I also forgot to mention the reason I was removing the end cap was to replace my original traveler with the newest setup from Garhauer.  Same system that comes on the 2003 boats.  It is fantastic and uses original track. :D  One of the many best deals I have gotten from the Garhauer folks.
Jim Price
"LADY DI", 1119
1991
Lake Lanier, GA

bjmansfield

After using Liquid Wrench and the largest screwdriver I could find, I still buggered up the screwhead on the end cap.  Ended up just hacksawing it off.  The traveler upgrade is arguably the best upgrade there is for the "older" C34's.

Jack

Jim "SV Ohana"

Well, I finally got it; never did get the endcaps to come loose, but figured a way to disasemble the car "lots of little plastic balls rolling around" drill out the broken stud and reasemble.
Thanks
Jim

jentine

I purchased the upgraded parts for the traveller at the Newport Boat Show and installed them yesterday. The end cap screws are only 1/2" long and will easily remove with a few whacks with a hand impact wrench.  This is only the beginning of your problem. Years of galvanic corrosion has already won so I had to take drastic, but simple methods.  I changed all the parts in less than half an hour.
 
Once the end cap (only one need be removed) is removed, the first two screws holding the plate at the base of the rail need to come out.  If they don't, don't dispair.  All the new parts will slide on the track from one side.

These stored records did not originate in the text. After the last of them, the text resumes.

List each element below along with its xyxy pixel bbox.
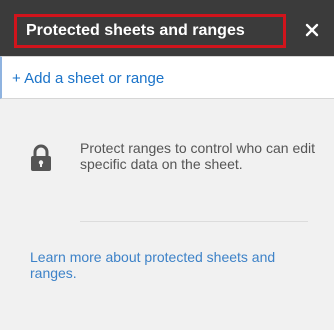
panel-header: Protected sheets and ranges bbox=[0, 0, 334, 56]
lock-icon bbox=[31, 144, 51, 171]
info-section: Protect ranges to control who can edit s… bbox=[0, 100, 334, 330]
info-description: Protect ranges to control who can edit s… bbox=[80, 140, 316, 172]
learn-more-link[interactable]: Learn more about protected sheets and ra… bbox=[30, 249, 320, 281]
close-icon bbox=[305, 23, 319, 37]
section-divider bbox=[80, 221, 308, 222]
add-sheet-or-range-link[interactable]: + Add a sheet or range bbox=[12, 70, 164, 88]
panel-title: Protected sheets and ranges bbox=[26, 22, 245, 39]
close-button[interactable] bbox=[302, 20, 322, 40]
add-sheet-or-range-row[interactable]: + Add a sheet or range bbox=[0, 56, 334, 99]
protected-ranges-panel: Protected sheets and ranges + Add a shee… bbox=[0, 0, 334, 330]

Remove the bolts holding the sheaves on each side of the track.  Using a hacksaw or sawzall, remove the ears at the bottom of the track.  This will allow the old car to be removed and the new parts installed.

Caution:  Do not remove the new car from the track section.
 
Once the old car is removed, slide the far side sheave assembly on and secure the set screw (I attempted to remove the first track fastening screw on each side and broke the head off each.)  This was not a bad thing.  It gave a large dimple for the set screw to set in.

Butt the new track section with the new car in place up to the traveller track and slide the new car in place.  The ball bearings are not secured in the car.   Should you remove the car from the track, you will have 100 balls on deck.

slide the near side sheave block in place, set the set screw and replace the end cap.

That is all there is to installing the new sheaves and car.  Immediately following installation I went sailing.  The new system is so superior to the old one that I should have done it a long time ago.

Jim Kane

Mike and Theresa Vaccaro

Might also try a vise grips on the set screws on the end fittings.  It will probably work after a soak with some type of penetrating oil, but you do run the risk of snapping the screw head.  Recommend a long soak followed by tapping and "gentle" persuasion with a vise grips.  You'll trash the machine screw, but can do this without damaging the end piece itself.

To avoid future corrosion, treat your screws with some type of lubrication (Boeing T-9, ACF, lithium grease, machine oil or plain old vasiline), and re-treat 'em annually.  The problem is galvonic corrosion between the stainless screw (cathode) and the 6016 aluminum extrusion (anode) and any water (particularly salt water).  A little preventative maintenance goes a long way, since this type of corrosion can litterally weld a screw in place while erroding the surrounding aluminum structure.

The Gauhauer upgrade is great, the original purchase on the traveler was 3:1 and this is doubled to 6:1 with the new car and ends.  The downside is that you lose approximately 3-5" of outboard traveler adjustment due to the larger car and the design of the car stops on the new system (which require you to drill a 5/16" hole through the I section of the track).  Very robust hardware at an awsome price (the entire upgrade costs less than a Harken car alone--and there's no need to change the track).